The original House public plan would pay Medicare rates plus 5%. The Blue Dogs want to not allow the public plan to take advantage of Medicare's payment structure. According to Politico:
allowing doctors and other health care providers to negotiate rates with the government under a public option would cost the government about $60 billion, according to a preliminary CBO estimate.Based on previous CBO estimates, I can conclude that if the public plan paid straight Medicare rates it should save around an additional $30 billion. That means allowing people on the Exchange to buy into Medicare or a public plan directly modeled off of Medicare would reduce the cost of reform by about $180 billion.
The progressives would also like a robust pubic option to be available to all individuals and businesses. Currently it is purposely restricted to only the Exchange. We know that opening a robust public option to all would increase workers' wages and federal tax revenue. The CBO wrote:
if more employers … purchased somewhat less expensive insurance via the public plan, the principal effect on federal deficits is that those employers would end up increasing their workers’ taxable compensation and thereby would generate slightly higher tax revenues.Without a full CBO analysis I can't properly predict how much new tax revenue would be generated by allowing all businesses and individuals the choice of a robust public plan or having the ability to buy into Medicare. My extremely rough calculations is that it would generate around $50 billion in new taxes over the ten year window.
Drug Savings
The House bill would fix one of the greatest taxpayer rip offs in the past decade. When Medicare Part D passed it took away the Medicaid drug benefits for the elderly poor who are duel eligible for Medicare and Medicaid. As the result, the government now pays 20% more to provide those individuals with drug benefits. Fixing that give away to the drug industry would save as much as $86 billion.

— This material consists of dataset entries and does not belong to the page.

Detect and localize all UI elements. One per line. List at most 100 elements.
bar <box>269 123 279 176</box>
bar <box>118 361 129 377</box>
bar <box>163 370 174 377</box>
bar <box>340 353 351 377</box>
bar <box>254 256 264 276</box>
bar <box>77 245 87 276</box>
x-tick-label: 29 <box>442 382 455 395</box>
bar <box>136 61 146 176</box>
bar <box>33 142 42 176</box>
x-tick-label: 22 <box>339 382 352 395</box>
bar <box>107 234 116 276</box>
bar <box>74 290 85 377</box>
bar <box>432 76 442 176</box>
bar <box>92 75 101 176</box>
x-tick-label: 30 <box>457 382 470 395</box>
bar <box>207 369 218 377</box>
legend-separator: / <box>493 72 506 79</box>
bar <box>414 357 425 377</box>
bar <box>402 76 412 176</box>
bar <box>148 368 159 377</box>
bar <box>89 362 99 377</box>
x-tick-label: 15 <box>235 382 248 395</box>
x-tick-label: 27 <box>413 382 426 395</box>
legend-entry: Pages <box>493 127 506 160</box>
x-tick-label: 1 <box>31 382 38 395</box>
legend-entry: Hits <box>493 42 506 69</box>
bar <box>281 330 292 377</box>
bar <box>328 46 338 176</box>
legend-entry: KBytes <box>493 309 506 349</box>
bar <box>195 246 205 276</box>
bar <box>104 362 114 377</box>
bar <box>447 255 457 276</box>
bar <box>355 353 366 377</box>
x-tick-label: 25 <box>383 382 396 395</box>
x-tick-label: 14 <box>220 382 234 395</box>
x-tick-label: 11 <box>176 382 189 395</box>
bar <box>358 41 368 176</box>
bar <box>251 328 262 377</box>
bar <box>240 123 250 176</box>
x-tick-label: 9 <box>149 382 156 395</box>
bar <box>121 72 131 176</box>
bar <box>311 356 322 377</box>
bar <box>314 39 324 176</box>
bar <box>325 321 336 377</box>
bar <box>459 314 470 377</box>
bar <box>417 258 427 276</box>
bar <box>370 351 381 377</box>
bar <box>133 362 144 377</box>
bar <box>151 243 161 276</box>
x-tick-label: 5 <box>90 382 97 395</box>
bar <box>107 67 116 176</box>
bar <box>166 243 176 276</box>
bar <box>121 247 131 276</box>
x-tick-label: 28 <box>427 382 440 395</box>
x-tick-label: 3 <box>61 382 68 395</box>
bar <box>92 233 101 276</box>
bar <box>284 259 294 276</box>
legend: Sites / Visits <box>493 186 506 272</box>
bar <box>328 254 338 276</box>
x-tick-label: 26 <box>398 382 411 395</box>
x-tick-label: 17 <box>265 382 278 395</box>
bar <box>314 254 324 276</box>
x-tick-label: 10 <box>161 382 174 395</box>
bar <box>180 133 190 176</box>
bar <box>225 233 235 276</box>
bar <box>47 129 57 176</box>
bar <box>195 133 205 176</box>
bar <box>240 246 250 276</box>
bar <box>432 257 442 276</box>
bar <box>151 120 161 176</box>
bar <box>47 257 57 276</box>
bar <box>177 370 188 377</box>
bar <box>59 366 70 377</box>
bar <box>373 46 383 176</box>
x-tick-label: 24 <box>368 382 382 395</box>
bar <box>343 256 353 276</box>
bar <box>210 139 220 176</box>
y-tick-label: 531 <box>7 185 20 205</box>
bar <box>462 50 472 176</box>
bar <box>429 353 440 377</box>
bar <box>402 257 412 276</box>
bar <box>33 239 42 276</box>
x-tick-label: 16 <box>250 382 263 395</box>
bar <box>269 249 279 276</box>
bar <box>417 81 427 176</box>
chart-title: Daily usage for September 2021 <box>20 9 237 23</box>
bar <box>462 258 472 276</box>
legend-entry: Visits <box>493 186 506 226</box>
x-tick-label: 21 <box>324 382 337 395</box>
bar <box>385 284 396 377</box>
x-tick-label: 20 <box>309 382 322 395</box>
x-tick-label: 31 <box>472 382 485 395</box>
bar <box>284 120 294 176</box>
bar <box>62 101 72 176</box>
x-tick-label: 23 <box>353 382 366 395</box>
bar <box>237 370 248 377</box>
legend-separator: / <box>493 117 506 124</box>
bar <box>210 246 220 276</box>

Last Friday the House Energy and Commerce Committee also passed an amendment which would allow the government to directly negotiate drug prices. (I have not yet seen a CBO analysis of the potential savings from this change) Not surprisingly Senator Baucus made a “deal” with the drug lobby and refuses to adopt either of these cost saving proposals.
Another progressive idea to reduce the cost of health care would be to eliminate the tax free status of direct-to-consumer pharmaceutical advertising. Not only did the drug industry spend $4.8 billion on advertising direct-to-consumer, many experts believe that the practices drive up the cost of health care by encouraging unneeded and expensive medication. Taxing these ads at the corporate tax rate (35%) should net around $20 billion in taxes to help pay for reform. It should have an even greater effect by reducing the overall cost of our health care system.
Drug reimportation is a progressive idea which is also likely to be left out of health care reform. Although the idea received a lot of attention in the past. A 2004 CBO report projected that it would reduce total drug spending by $40 billion over ten years.
These ideas are only a few of the progressive proposals to reduce the cost of health care reform and none of them will be considered by Senator Baucus' bipartisan “coalition of the willing.” If you added a robust public plan (and/or Medicare buy in) open to all, it should reduce the price of his reform bill by around $230 billion. The drug reforms I outlined should score as saving at least an additional $100 billion. (I suspect that they CBO would score them as saving substantially more.) If the congressional progressives dedicated their staffs to finding cost cutting solutions they should be able to find at least another hundred billion in savings.
The progressive solutions I described should reduce the cost of Baucus' plan by a third. That would allow the bill the be paid for almost exclusively through savings in current programs and nearly eliminate the need for new taxes.
If the congressional progressives want to bring health care reform back to the left, they should spend August coming up with progressive reforms to save money. Publicly present these reforms to the “conservatives” in the party along with the CBO scoring. Force them to public defend their desire to protect the health industries at a massive cost to the taxpayers.